Wer muss offenlegen?

RechtsformOffenlegungspflicht
GmbHimmer
AGimmer
FlexCo (Flexible Kapitalgesellschaft)immer
GmbH & Co KG (kapitalistische KG)wenn keine natürliche Person voll haftet
Einzelunternehmen, OG, KG mit Vollhafternicht beim Firmenbuch

Die Offenlegung dient der Information der Öffentlichkeit über die wirtschaftliche Lage des Unternehmens. Der Umfang richtet sich nach der Größenklasse der Gesellschaft. Wer noch unsicher ist, ob überhaupt eine Bilanz erforderlich ist oder eine Einnahmen-Ausgaben-Rechnung genügt, findet die Abgrenzung in unserem Beitrag zur EAR gegenüber der Bilanz.

Größenklassen nach UGB

Ab dem Geschäftsjahr 2024 gelten erhöhte Schwellenwerte (BGBl. II 175/2024):

KlasseBilanzsummeUmsatzMitarbeiter
Kleinstbis 450.000 €bis 900.000 €bis 10
Kleinbis 7,5 Mio. €bis 15 Mio. €bis 50
Mittelbis 25 Mio. €bis 50 Mio. €bis 250
Großdarüberdarüberdarüber

Eine Kapitalgesellschaft fällt in eine Klasse, wenn sie zwei der drei Schwellen in zwei aufeinanderfolgenden Jahren nicht überschreitet. Aktuelle Werte stehen im UGB auf ris.bka.gv.at . Die Größenklasse bestimmt nicht nur den Offenlegungsumfang, sondern auch, ob eine Abschlussprüfung durch einen Wirtschaftsprüfer zwingend ist.

Was wird offengelegt?

Je nach Größe ist der Umfang unterschiedlich:

  • Kleinst- und Kleinkapitalgesellschaften: verkürzte Bilanz und Anhang, keine Pflicht zur Veröffentlichung der GuV
  • Mittlere: vollständiger Jahresabschluss, Lagebericht, Anhang
  • Große: zusätzlich Konzernabschluss und Prüfungspflicht durch einen Wirtschaftsprüfer

Die Einreichung erfolgt elektronisch über das ERV-System (Elektronischer Rechtsverkehr) bzw. die digitale Übermittlung des Notars.
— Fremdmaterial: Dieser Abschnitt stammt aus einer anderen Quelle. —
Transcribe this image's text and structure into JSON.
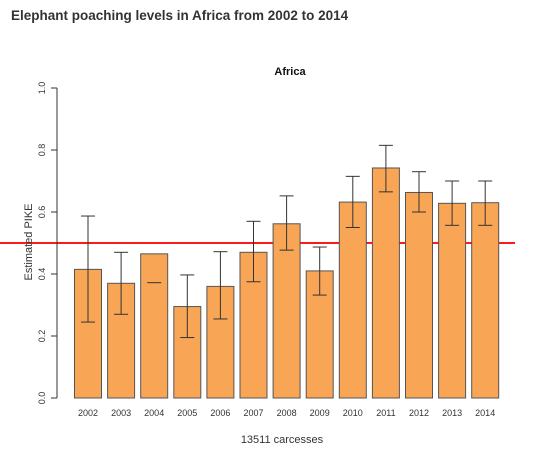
{
  "page": {
    "title": "Elephant poaching levels in Africa from 2002 to 2014"
  },
  "chart_data": {
    "type": "bar",
    "title": "Africa",
    "xlabel": "13511 carcesses",
    "ylabel": "Estimated PIKE",
    "ylim": [
      0,
      1.0
    ],
    "yticks": [
      "0.0",
      "0.2",
      "0.4",
      "0.6",
      "0.8",
      "1.0"
    ],
    "categories": [
      "2002",
      "2003",
      "2004",
      "2005",
      "2006",
      "2007",
      "2008",
      "2009",
      "2010",
      "2011",
      "2012",
      "2013",
      "2014"
    ],
    "values": [
      0.415,
      0.37,
      0.465,
      0.295,
      0.36,
      0.47,
      0.562,
      0.41,
      0.632,
      0.742,
      0.663,
      0.628,
      0.63
    ],
    "error_low": [
      0.245,
      0.27,
      0.372,
      0.195,
      0.255,
      0.375,
      0.477,
      0.332,
      0.55,
      0.665,
      0.6,
      0.557,
      0.557
    ],
    "error_high": [
      0.587,
      0.47,
      null,
      0.397,
      0.472,
      0.57,
      0.652,
      0.487,
      0.715,
      0.815,
      0.73,
      0.7,
      0.7
    ],
    "reference_line": 0.5,
    "grid": false,
    "colors": {
      "bar_fill": "#f8a555",
      "bar_stroke": "#555555",
      "reference_line": "#ff1a1a",
      "text": "#333333"
    }
  }
}
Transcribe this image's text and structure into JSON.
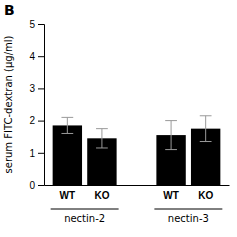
{
  "chart_data": {
    "type": "bar",
    "title": "B",
    "y_label": "serum FITC-dextran (μg/ml)",
    "categories": [
      "WT",
      "KO",
      "WT",
      "KO"
    ],
    "values": [
      1.85,
      1.45,
      1.55,
      1.75
    ],
    "errors": [
      0.25,
      0.3,
      0.45,
      0.4
    ],
    "color": "black",
    "annotations": [
      "nectin-2",
      "nectin-3"
    ],
    "ylim": [
      0,
      5
    ],
    "yticks": [
      0,
      1,
      2,
      3,
      4,
      5
    ],
    "grid": false
  }
}
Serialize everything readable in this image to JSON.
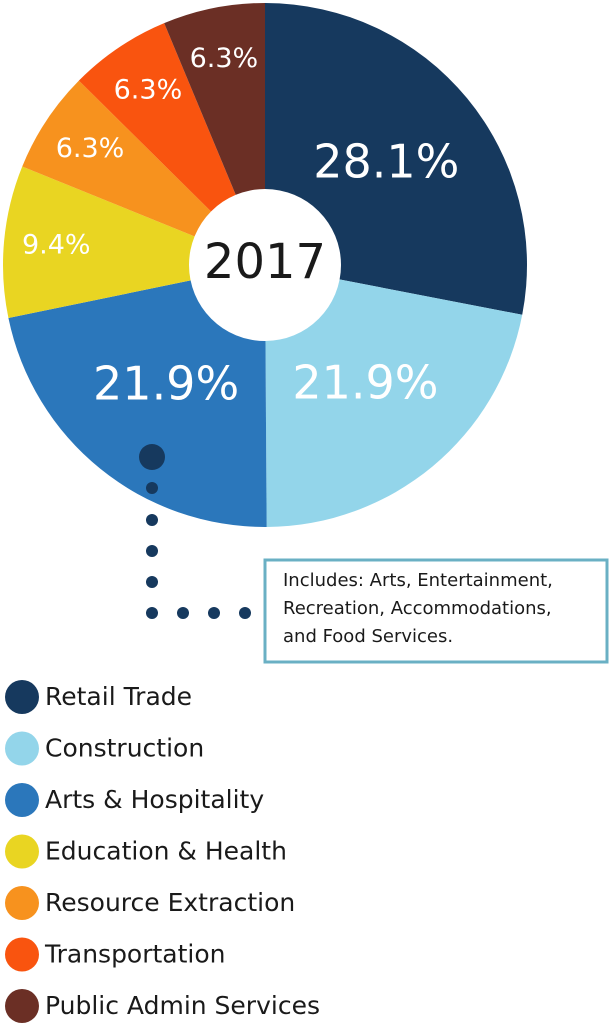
{
  "chart_data": {
    "type": "pie",
    "center_label": "2017",
    "categories": [
      "Retail Trade",
      "Construction",
      "Arts & Hospitality",
      "Education & Health",
      "Resource Extraction",
      "Transportation",
      "Public Admin Services"
    ],
    "values": [
      28.1,
      21.9,
      21.9,
      9.4,
      6.3,
      6.3,
      6.3
    ],
    "value_labels": [
      "28.1%",
      "21.9%",
      "21.9%",
      "9.4%",
      "6.3%",
      "6.3%",
      "6.3%"
    ],
    "colors": [
      "#16395e",
      "#93d5ea",
      "#2b77bb",
      "#e9d522",
      "#f7921e",
      "#f9540f",
      "#6b2f25"
    ],
    "annotation": [
      "Includes: Arts, Entertainment,",
      "Recreation, Accommodations,",
      "and Food Services."
    ]
  }
}
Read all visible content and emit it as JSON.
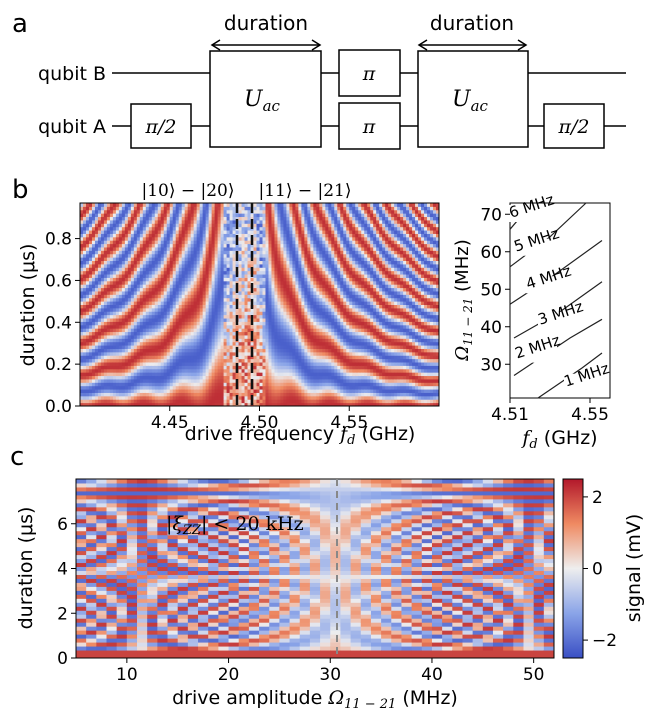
{
  "panels": {
    "a": {
      "letter": "a",
      "qubit_b": "qubit B",
      "qubit_a": "qubit A",
      "duration_label": "duration",
      "gate_pi_half": "π/2",
      "gate_pi": "π",
      "gate_uac": "U",
      "gate_uac_sub": "ac"
    },
    "b": {
      "letter": "b",
      "top_label_left": "|10⟩ − |20⟩",
      "top_label_right": "|11⟩ − |21⟩",
      "ylabel": "duration (μs)",
      "xlabel_text": "drive frequency ",
      "xlabel_var": "f",
      "xlabel_sub": "d",
      "xlabel_unit": " (GHz)",
      "xticks": [
        "4.45",
        "4.50",
        "4.55"
      ],
      "yticks": [
        "0.0",
        "0.2",
        "0.4",
        "0.6",
        "0.8"
      ]
    },
    "b_inset": {
      "ylabel_var": "Ω",
      "ylabel_sub": "11 − 21",
      "ylabel_unit": " (MHz)",
      "xlabel_var": "f",
      "xlabel_sub": "d",
      "xlabel_unit": " (GHz)",
      "xticks": [
        "4.51",
        "4.55"
      ],
      "yticks": [
        "30",
        "40",
        "50",
        "60",
        "70"
      ],
      "contour_labels": [
        "6 MHz",
        "5 MHz",
        "4 MHz",
        "3 MHz",
        "2 MHz",
        "1 MHz"
      ]
    },
    "c": {
      "letter": "c",
      "annotation_var": "|ξ",
      "annotation_sub": "ZZ",
      "annotation_rest": "| < 20 kHz",
      "ylabel": "duration (μs)",
      "xlabel_text": "drive amplitude ",
      "xlabel_var": "Ω",
      "xlabel_sub": "11 − 21",
      "xlabel_unit": " (MHz)",
      "xticks": [
        "10",
        "20",
        "30",
        "40",
        "50"
      ],
      "yticks": [
        "0",
        "2",
        "4",
        "6"
      ],
      "colorbar_label": "signal (mV)",
      "colorbar_ticks": [
        "2",
        "0",
        "−2"
      ]
    }
  },
  "colors": {
    "red": "#b2182b",
    "blue": "#3a55c8",
    "neutral": "#e8e8ec"
  },
  "chart_data": [
    {
      "type": "heatmap",
      "panel": "b",
      "xlabel": "drive frequency f_d (GHz)",
      "ylabel": "duration (μs)",
      "xlim": [
        4.4,
        4.6
      ],
      "ylim": [
        0.0,
        0.97
      ],
      "vertical_markers": [
        4.49,
        4.497
      ]
    },
    {
      "type": "line",
      "panel": "b inset",
      "xlabel": "f_d (GHz)",
      "ylabel": "Ω_11−21 (MHz)",
      "xlim": [
        4.51,
        4.56
      ],
      "ylim": [
        21,
        73
      ],
      "series": [
        {
          "name": "6 MHz",
          "x": [
            4.51,
            4.518
          ],
          "y": [
            66,
            71
          ]
        },
        {
          "name": "5 MHz",
          "x": [
            4.51,
            4.53,
            4.548
          ],
          "y": [
            56,
            64,
            73
          ]
        },
        {
          "name": "4 MHz",
          "x": [
            4.51,
            4.53,
            4.556
          ],
          "y": [
            46,
            53,
            63
          ]
        },
        {
          "name": "3 MHz",
          "x": [
            4.512,
            4.535,
            4.556
          ],
          "y": [
            37,
            44,
            52
          ]
        },
        {
          "name": "2 MHz",
          "x": [
            4.512,
            4.54,
            4.556
          ],
          "y": [
            27,
            37,
            42
          ]
        },
        {
          "name": "1 MHz",
          "x": [
            4.524,
            4.546,
            4.556
          ],
          "y": [
            21,
            29,
            33
          ]
        }
      ]
    },
    {
      "type": "heatmap",
      "panel": "c",
      "xlabel": "drive amplitude Ω_11−21 (MHz)",
      "ylabel": "duration (μs)",
      "xlim": [
        5,
        52
      ],
      "ylim": [
        0,
        8
      ],
      "vertical_marker": 30.5,
      "colorbar_range": [
        -2.5,
        2.5
      ]
    }
  ]
}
Ein direkter Upload im Firmenbuch ist nur in Ausnahmen möglich. Die Grundlage für die einzureichenden Unterlagen liefert die ordnungsgemäße Bilanz nach UGB: Was hier sauber gegliedert ist, lässt sich verkürzen oder vollständig übermitteln, ohne dass nachträglich Korrekturen nötig werden.

Fristen und Strafen

Die Offenlegung muss innerhalb von neun Monaten nach dem Bilanzstichtag erfolgen. Wer das versäumt, riskiert Zwangsstrafen:

  • Erstinstanz: 700 € pro Geschäftsführer und pro Gesellschaft
  • Wiederholung: bis zu 3.600 € je Strafverfügung
  • bei mittleren Gesellschaften höhere Strafrahmen

Die Strafen werden vom Firmenbuchgericht automatisch verhängt, sobald die Frist verstreicht. Sie treffen ausdrücklich jeden Geschäftsführer persönlich und zusätzlich die Gesellschaft. Auch ein „Null-Abschluss" (z. B. eine ruhende GmbH ohne operative Tätigkeit) ist offenlegungspflichtig. Wer eine Frist absehbar nicht halten kann, sollte rechtzeitig handeln, statt auf die Strafverfügung zu warten.

Praxisempfehlungen

Fazit

Die Offenlegung beim Firmenbuch ist Routine, wenn der Jahresabschluss sauber vorbereitet ist. Wer einen klaren Kontenrahmen und ordentliche Monatsabschlüsse pflegt, hält die Neun-Monats-Frist mühelos ein und vermeidet teure Zwangsstrafen. Preise ansehen .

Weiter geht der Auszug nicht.